To solve this interdisciplinary problem, we are pursuing research in several areas:
Distributed systems: We study concurrency, resilience, and scalability issues of workload scheduling in large scale clouds.
Optimization theory: We develop new solutions for solving assignment problems with non-linear objectives
Control theory: We study issues of stability and responsiveness
Performance modeling: We develop analytic models of workload performance, security, and availability
Analytics and AI technologies: We leverage AI and statistical models to learn new insights from observations when we do not have complete information about the managed system
We like seeing our system work. We prototype all our solutions while leveraging opensource technologies such as Kubernetes. We also contribute to kube-arbitrator project.

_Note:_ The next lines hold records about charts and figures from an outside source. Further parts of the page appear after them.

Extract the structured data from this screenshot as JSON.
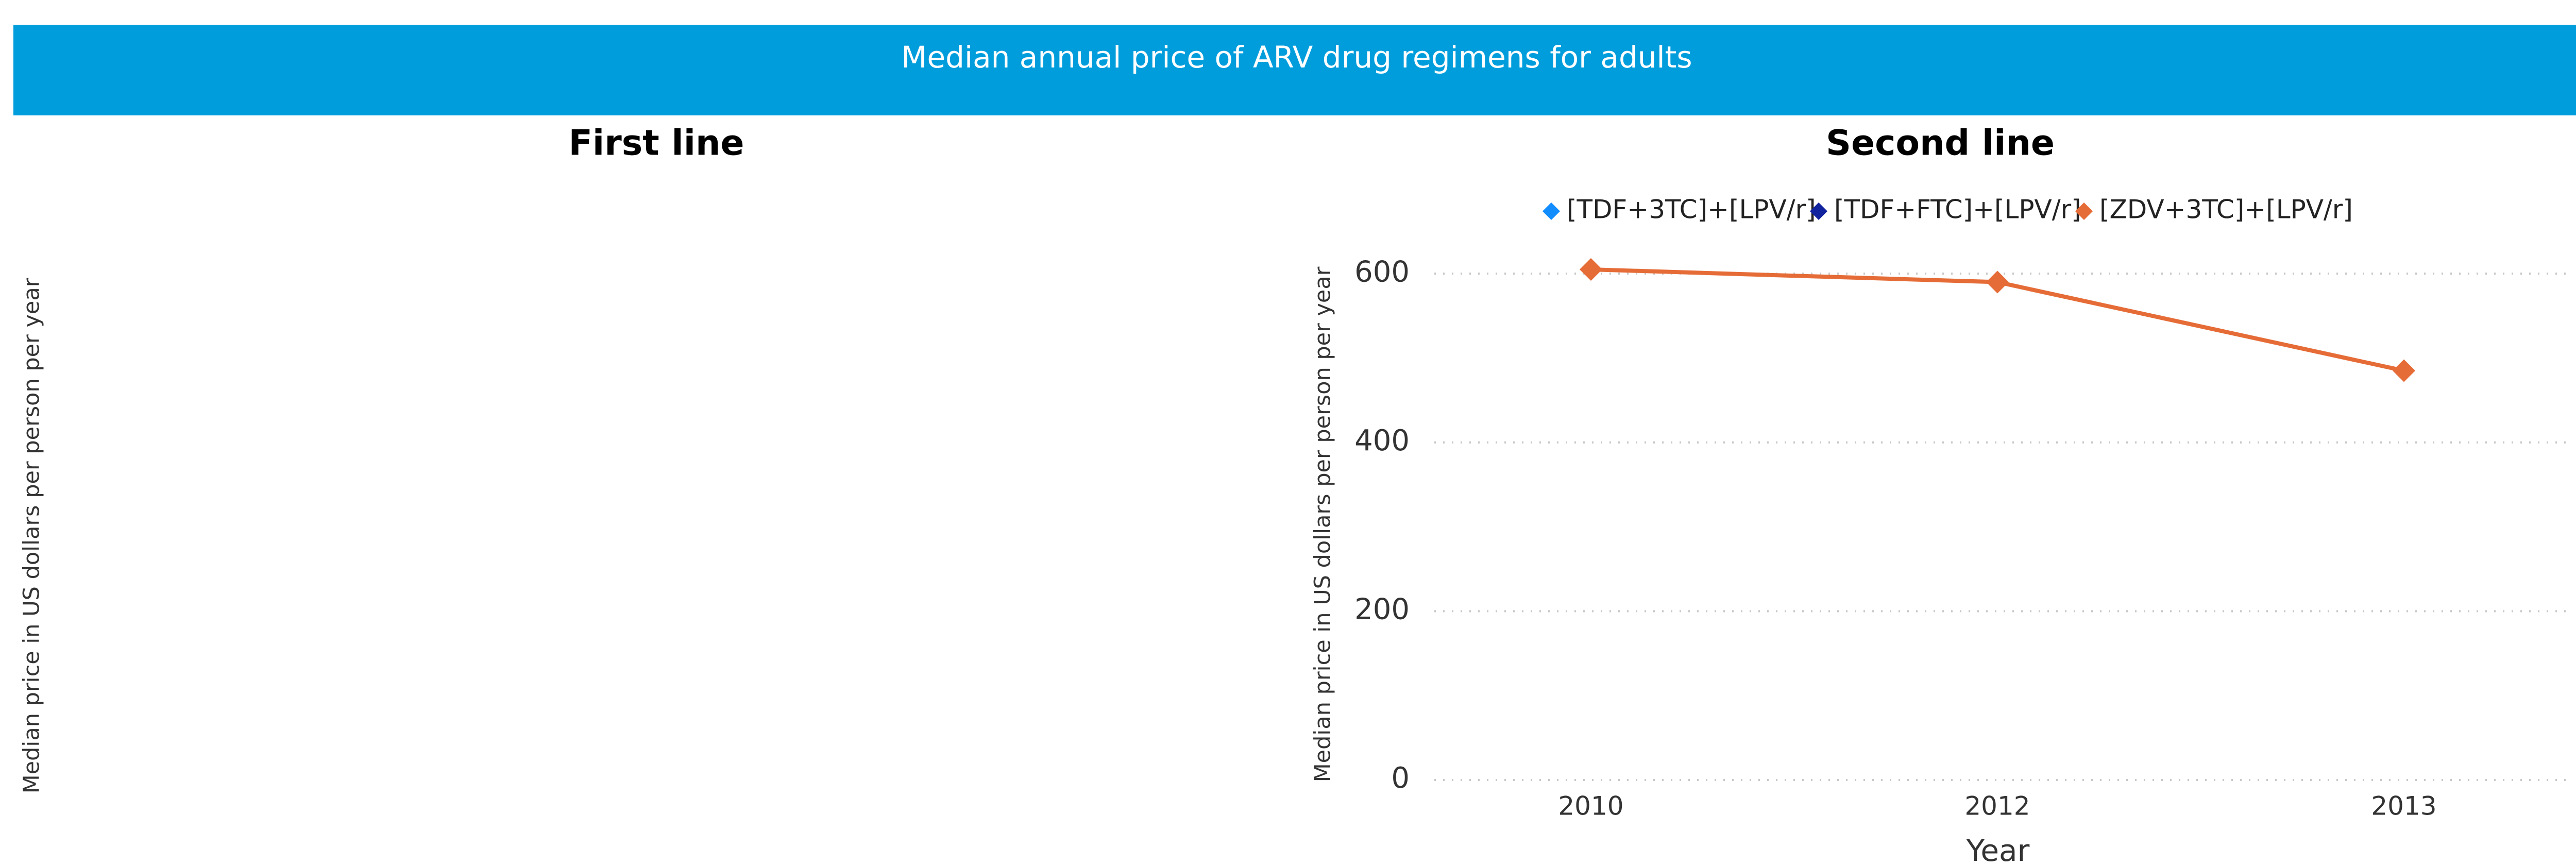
{
  "header": {
    "title": "Median annual price of ARV drug regimens for adults"
  },
  "chart_data": [
    {
      "type": "line",
      "title": "First line",
      "y_label": "Median price in US dollars per person per year"
    },
    {
      "type": "line",
      "title": "Second line",
      "y_label": "Median price in US dollars per person per year",
      "x_label": "Year",
      "categories": [
        "2010",
        "2012",
        "2013"
      ],
      "series": [
        {
          "name": "[TDF+3TC]+[LPV/r]",
          "color": "#118DFF",
          "values": [
            null,
            null,
            null
          ]
        },
        {
          "name": "[TDF+FTC]+[LPV/r]",
          "color": "#12239E",
          "values": [
            null,
            null,
            null
          ]
        },
        {
          "name": "[ZDV+3TC]+[LPV/r]",
          "color": "#E66C37",
          "values": [
            605,
            590,
            485
          ]
        }
      ],
      "ylim": [
        0,
        630
      ],
      "yticks": [
        0,
        200,
        400,
        600
      ],
      "grid": true,
      "legend": "top"
    }
  ]
}
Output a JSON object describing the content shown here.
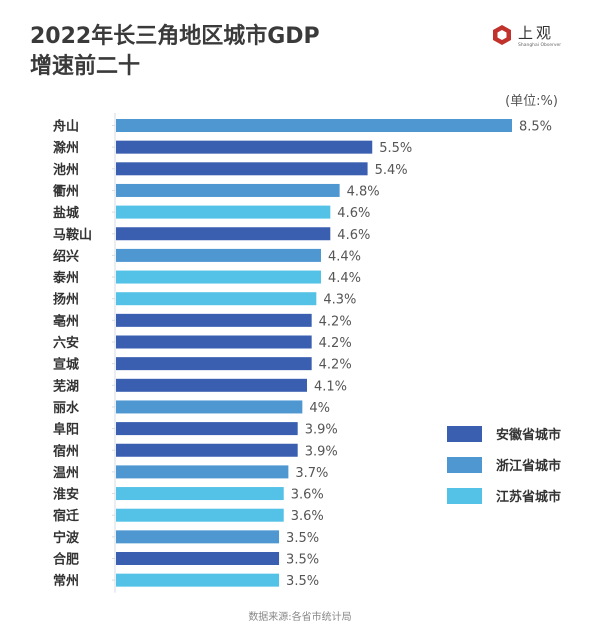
{
  "title_line1": "2022年长三角地区城市GDP",
  "title_line2": "增速前二十",
  "logo": {
    "cn": "上观",
    "en": "Shanghai Observer",
    "icon": "shanghai-observer-logo-icon"
  },
  "unit": "(单位:%)",
  "source": "数据来源:各省市统计局",
  "colors": {
    "anhui": "#3a5fb0",
    "zhejiang": "#4e97d1",
    "jiangsu": "#54c2e6"
  },
  "legend": [
    {
      "key": "anhui",
      "label": "安徽省城市"
    },
    {
      "key": "zhejiang",
      "label": "浙江省城市"
    },
    {
      "key": "jiangsu",
      "label": "江苏省城市"
    }
  ],
  "chart_data": {
    "type": "bar",
    "orientation": "horizontal",
    "title": "2022年长三角地区城市GDP增速前二十",
    "unit": "%",
    "xlim": [
      0,
      8.5
    ],
    "grid": false,
    "legend_position": "right",
    "categories": [
      "舟山",
      "滁州",
      "池州",
      "衢州",
      "盐城",
      "马鞍山",
      "绍兴",
      "泰州",
      "扬州",
      "亳州",
      "六安",
      "宣城",
      "芜湖",
      "丽水",
      "阜阳",
      "宿州",
      "温州",
      "淮安",
      "宿迁",
      "宁波",
      "合肥",
      "常州"
    ],
    "values": [
      8.5,
      5.5,
      5.4,
      4.8,
      4.6,
      4.6,
      4.4,
      4.4,
      4.3,
      4.2,
      4.2,
      4.2,
      4.1,
      4,
      3.9,
      3.9,
      3.7,
      3.6,
      3.6,
      3.5,
      3.5,
      3.5
    ],
    "labels": [
      "8.5%",
      "5.5%",
      "5.4%",
      "4.8%",
      "4.6%",
      "4.6%",
      "4.4%",
      "4.4%",
      "4.3%",
      "4.2%",
      "4.2%",
      "4.2%",
      "4.1%",
      "4%",
      "3.9%",
      "3.9%",
      "3.7%",
      "3.6%",
      "3.6%",
      "3.5%",
      "3.5%",
      "3.5%"
    ],
    "groups": [
      "zhejiang",
      "anhui",
      "anhui",
      "zhejiang",
      "jiangsu",
      "anhui",
      "zhejiang",
      "jiangsu",
      "jiangsu",
      "anhui",
      "anhui",
      "anhui",
      "anhui",
      "zhejiang",
      "anhui",
      "anhui",
      "zhejiang",
      "jiangsu",
      "jiangsu",
      "zhejiang",
      "anhui",
      "jiangsu"
    ]
  }
}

One key aspect management tackled by our team over recent years has been the allocation of resources (CPU, memory, disk, storage, etc.) to applications. One resource allocation technique we investigate is application placement. We first studied this problem in the context of middleware environments, such as IBM WebSphere, where resource allocation may be performed by controlling the number and placement of application servers running a replica of an application. We developed Application Placement Controller, which dynamically adjusts the number and placement of application replicas so as to maximize the overall system utility and obey a variety of configurable constraints.
With the increasing popularity of virtualization, we investigated the application of our application placement technology to placement of virtual machines. We developed Vespa, a highly efficient and scalable placement controller for virtual machines. We developed technologies to estimate VM demand in black-box manner, model and optimize for software licence limits, and manage electrical energy usage by dynamic server consolidation.
In the context of application server middleware platforms, we also studied techniques to perform request load balancing and flow control. We developed technology to differentiate SLAs of request flows (such as response time or relative delay) by traffic shaping at the edge L7 proxy.
To implement these resource management systems, we also developed a scalable and low-overhead communication layer, called Bison.
Most recently, we investigated techniques to improve performance and reliability of multi-stage data flows running in a large scale data analytic environments. We studied ways to better manage intermediate data of MapReduce jobs, to dynamically control the replication factor of intermediate data in a data flow, and to perform resource and SLA-aware scheduling of MapReduce jobs.